Molly returned to the bathroom and lowered a hand into the bathtub to test the temperature of the water beneath the bubbles. It was still warm, and there were plenty of bubbles left.
She worked her damp body out of her clothes, dropped them back into the hamper, and lowered herself again into the tub. Trying to recapture her previous level of relaxation, she sank deeper and rested the back of her head against the cool porcelain. Enough bubbles had disappeared so that she could see patches of water now, but no washcloth. She fished around for it but didn’t feel it.
Then she noticed its dark form floating just beneath the surface near her right thigh.

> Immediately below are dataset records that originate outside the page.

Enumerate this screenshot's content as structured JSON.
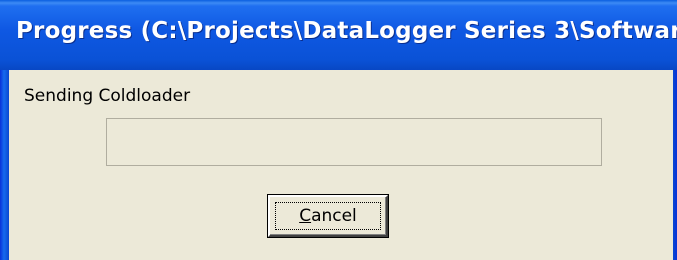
{
  "window": {
    "title": "Progress (C:\\Projects\\DataLogger Series 3\\Softwar..."
  },
  "status": {
    "message": "Sending Coldloader"
  },
  "progress": {
    "fraction": 0
  },
  "buttons": {
    "cancel_mnemonic": "C",
    "cancel_rest": "ancel"
  },
  "colors": {
    "titlebar": "#0a52d6",
    "dialog_background": "#ece9d8",
    "progress_fill": "#2fbd3a"
  }
}
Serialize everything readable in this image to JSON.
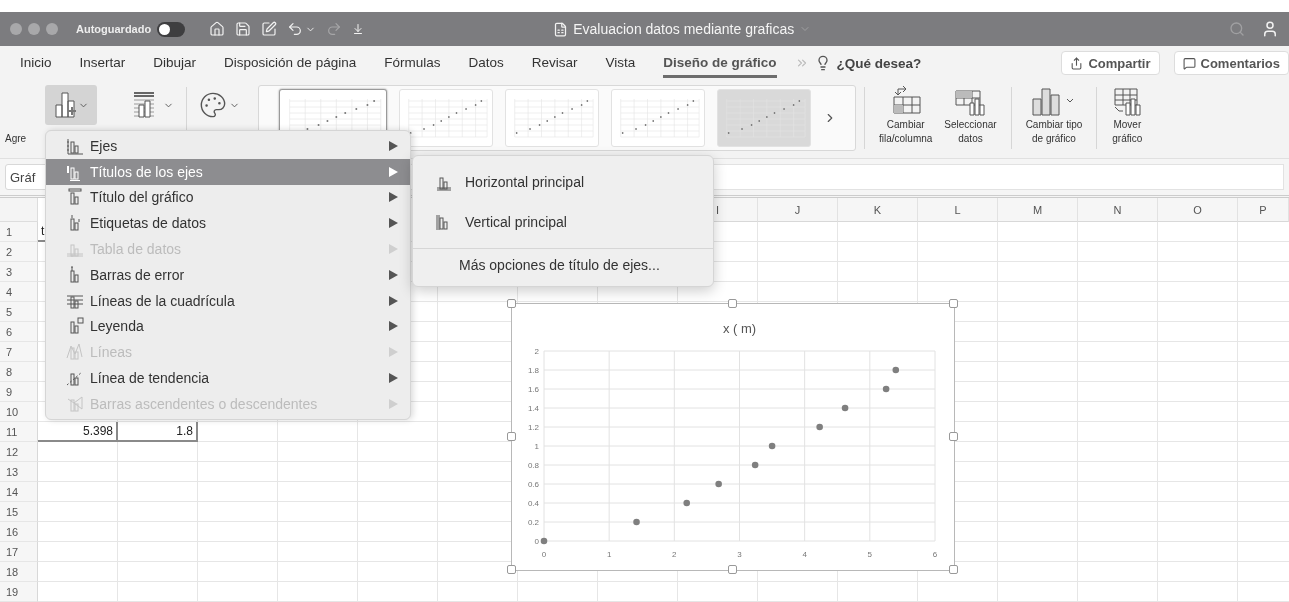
{
  "window": {
    "title": "Evaluacion datos mediante graficas",
    "autosave": {
      "label": "Autoguardado",
      "on": false
    }
  },
  "tabs": [
    {
      "label": "Inicio",
      "selected": false
    },
    {
      "label": "Insertar",
      "selected": false
    },
    {
      "label": "Dibujar",
      "selected": false
    },
    {
      "label": "Disposición de página",
      "selected": false
    },
    {
      "label": "Fórmulas",
      "selected": false
    },
    {
      "label": "Datos",
      "selected": false
    },
    {
      "label": "Revisar",
      "selected": false
    },
    {
      "label": "Vista",
      "selected": false
    },
    {
      "label": "Diseño de gráfico",
      "selected": true
    }
  ],
  "tell_me": "¿Qué desea?",
  "share_button": "Compartir",
  "comments_button": "Comentarios",
  "ribbon": {
    "add_element": {
      "label": "Agre",
      "pressed": true
    },
    "styles": [
      {
        "selected": true,
        "shaded": false
      },
      {
        "selected": false,
        "shaded": false
      },
      {
        "selected": false,
        "shaded": false
      },
      {
        "selected": false,
        "shaded": false
      },
      {
        "selected": false,
        "shaded": true
      }
    ],
    "commands": [
      {
        "lines": [
          "Cambiar",
          "fila/columna"
        ]
      },
      {
        "lines": [
          "Seleccionar",
          "datos"
        ]
      },
      {
        "lines": [
          "Cambiar tipo",
          "de gráfico"
        ]
      },
      {
        "lines": [
          "Mover",
          "gráfico"
        ]
      }
    ]
  },
  "name_box": "Gráf",
  "sheet": {
    "column_headers": [
      "I",
      "J",
      "K",
      "L",
      "M",
      "N",
      "O",
      "P"
    ],
    "rows": [
      {
        "number": "1",
        "cells": [
          {
            "text": "t",
            "kind": "text",
            "range": true
          }
        ]
      },
      {
        "number": "2",
        "cells": []
      },
      {
        "number": "3",
        "cells": []
      },
      {
        "number": "4",
        "cells": []
      },
      {
        "number": "5",
        "cells": []
      },
      {
        "number": "6",
        "cells": []
      },
      {
        "number": "7",
        "cells": []
      },
      {
        "number": "8",
        "cells": []
      },
      {
        "number": "9",
        "cells": []
      },
      {
        "number": "10",
        "cells": []
      },
      {
        "number": "11",
        "cells": [
          {
            "text": "5.398",
            "kind": "number",
            "range": true
          },
          {
            "text": "1.8",
            "kind": "number",
            "range": true
          }
        ]
      },
      {
        "number": "12",
        "cells": []
      },
      {
        "number": "13",
        "cells": []
      },
      {
        "number": "14",
        "cells": []
      },
      {
        "number": "15",
        "cells": []
      },
      {
        "number": "16",
        "cells": []
      },
      {
        "number": "17",
        "cells": []
      },
      {
        "number": "18",
        "cells": []
      },
      {
        "number": "19",
        "cells": []
      }
    ]
  },
  "menu": {
    "items": [
      {
        "label": "Ejes",
        "disabled": false,
        "selected": false
      },
      {
        "label": "Títulos de los ejes",
        "disabled": false,
        "selected": true
      },
      {
        "label": "Título del gráfico",
        "disabled": false,
        "selected": false
      },
      {
        "label": "Etiquetas de datos",
        "disabled": false,
        "selected": false
      },
      {
        "label": "Tabla de datos",
        "disabled": true,
        "selected": false
      },
      {
        "label": "Barras de error",
        "disabled": false,
        "selected": false
      },
      {
        "label": "Líneas de la cuadrícula",
        "disabled": false,
        "selected": false
      },
      {
        "label": "Leyenda",
        "disabled": false,
        "selected": false
      },
      {
        "label": "Líneas",
        "disabled": true,
        "selected": false
      },
      {
        "label": "Línea de tendencia",
        "disabled": false,
        "selected": false
      },
      {
        "label": "Barras ascendentes o descendentes",
        "disabled": true,
        "selected": false
      }
    ]
  },
  "submenu": {
    "items": [
      {
        "label": "Horizontal principal",
        "kind": "icon"
      },
      {
        "label": "Vertical principal",
        "kind": "icon"
      },
      {
        "label": "Más opciones de título de ejes...",
        "kind": "plain"
      }
    ]
  },
  "chart": {
    "chart_data": {
      "type": "scatter",
      "title": "x ( m)",
      "grid": true,
      "x": [
        0,
        1.42,
        2.19,
        2.68,
        3.24,
        3.5,
        4.23,
        4.62,
        5.25,
        5.398
      ],
      "series": [
        {
          "color": "#7f7f7f",
          "values": [
            0,
            0.2,
            0.4,
            0.6,
            0.8,
            1,
            1.2,
            1.4,
            1.6,
            1.8
          ]
        }
      ],
      "xlim": [
        0,
        6
      ],
      "ylim": [
        0,
        2
      ],
      "xticks": [
        0,
        1,
        2,
        3,
        4,
        5,
        6
      ],
      "yticks": [
        0,
        0.2,
        0.4,
        0.6,
        0.8,
        1,
        1.2,
        1.4,
        1.6,
        1.8,
        2
      ]
    }
  }
}
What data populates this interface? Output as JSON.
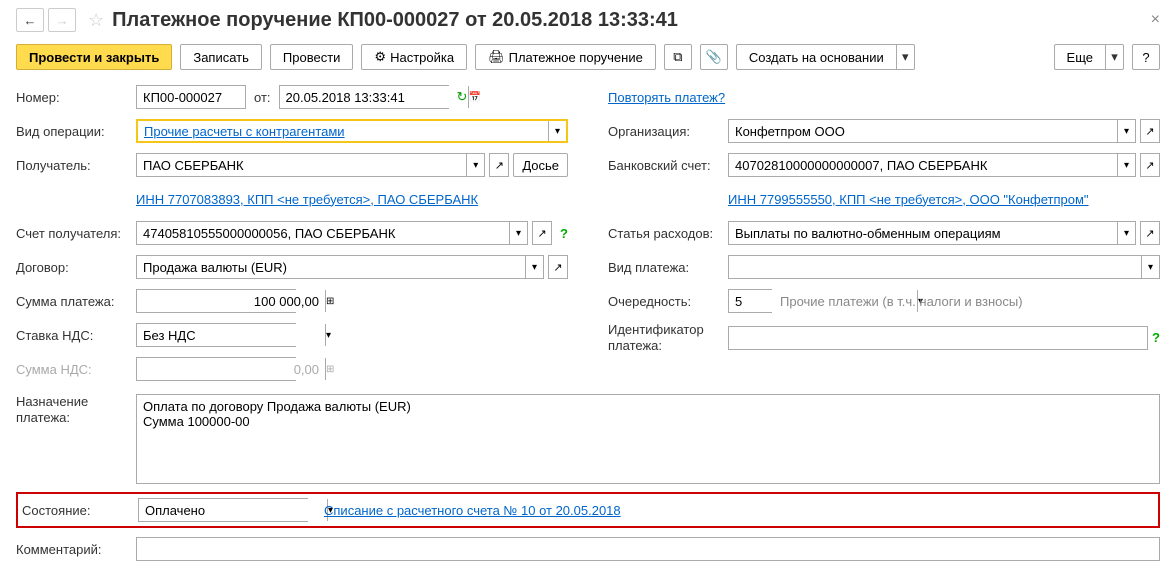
{
  "header": {
    "title": "Платежное поручение КП00-000027 от 20.05.2018 13:33:41"
  },
  "toolbar": {
    "post_close": "Провести и закрыть",
    "save": "Записать",
    "post": "Провести",
    "settings": "Настройка",
    "print": "Платежное поручение",
    "create_based": "Создать на основании",
    "more": "Еще"
  },
  "left": {
    "number_label": "Номер:",
    "number": "КП00-000027",
    "from_label": "от:",
    "date": "20.05.2018 13:33:41",
    "op_type_label": "Вид операции:",
    "op_type": "Прочие расчеты с контрагентами",
    "recipient_label": "Получатель:",
    "recipient": "ПАО СБЕРБАНК",
    "dossier": "Досье",
    "inn_link": "ИНН 7707083893, КПП <не требуется>, ПАО СБЕРБАНК",
    "recipient_account_label": "Счет получателя:",
    "recipient_account": "47405810555000000056, ПАО СБЕРБАНК",
    "contract_label": "Договор:",
    "contract": "Продажа валюты (EUR)",
    "amount_label": "Сумма платежа:",
    "amount": "100 000,00",
    "vat_rate_label": "Ставка НДС:",
    "vat_rate": "Без НДС",
    "vat_sum_label": "Сумма НДС:",
    "vat_sum": "0,00",
    "purpose_label": "Назначение платежа:",
    "purpose": "Оплата по договору Продажа валюты (EUR)\nСумма 100000-00",
    "status_label": "Состояние:",
    "status": "Оплачено",
    "status_link": "Списание с расчетного счета № 10 от 20.05.2018",
    "comment_label": "Комментарий:"
  },
  "right": {
    "repeat_link": "Повторять платеж?",
    "org_label": "Организация:",
    "org": "Конфетпром ООО",
    "bank_account_label": "Банковский счет:",
    "bank_account": "40702810000000000007, ПАО СБЕРБАНК",
    "inn_link": "ИНН 7799555550, КПП <не требуется>, ООО \"Конфетпром\"",
    "expense_label": "Статья расходов:",
    "expense": "Выплаты по валютно-обменным операциям",
    "payment_type_label": "Вид платежа:",
    "payment_type": "",
    "priority_label": "Очередность:",
    "priority": "5",
    "priority_hint": "Прочие платежи (в т.ч. налоги и взносы)",
    "identifier_label": "Идентификатор платежа:",
    "identifier": ""
  }
}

She reached for it, lifted it dripping from the water, and stared in horror.
It wasn’t the washcloth.
It was the limp, dead body of Muffin.
Molly recovered from her shock enough to drop the dead cat and scramble screeching out of the tub. It was all one frantic motion and she felt the cat’s claws scrape her stomach. She splashed water everywhere. Her bare feet slipped on the wet tile and she fell to the floor, bumping her knee on the toilet bowl.
Her leg throbbing with pain, she staggered from the bathroom, not looking back, her feet sliding and her toes curled to find traction by digging into the grouted spaces between the floor tiles. Bubbles had splashed up in her face and soap stung her right eye and blurred her vision.
By the time she’d reached the phone in the living room, she’d stopped screaming but her breath was rasping and her entire body was broken out in goose bumps and trembling. She’d never felt so horror-stricken and so vulnerable.
So naked.
Curled on the floor with the phone, it took her three fumbling tries before she punched out the number of the direct line to David’s office.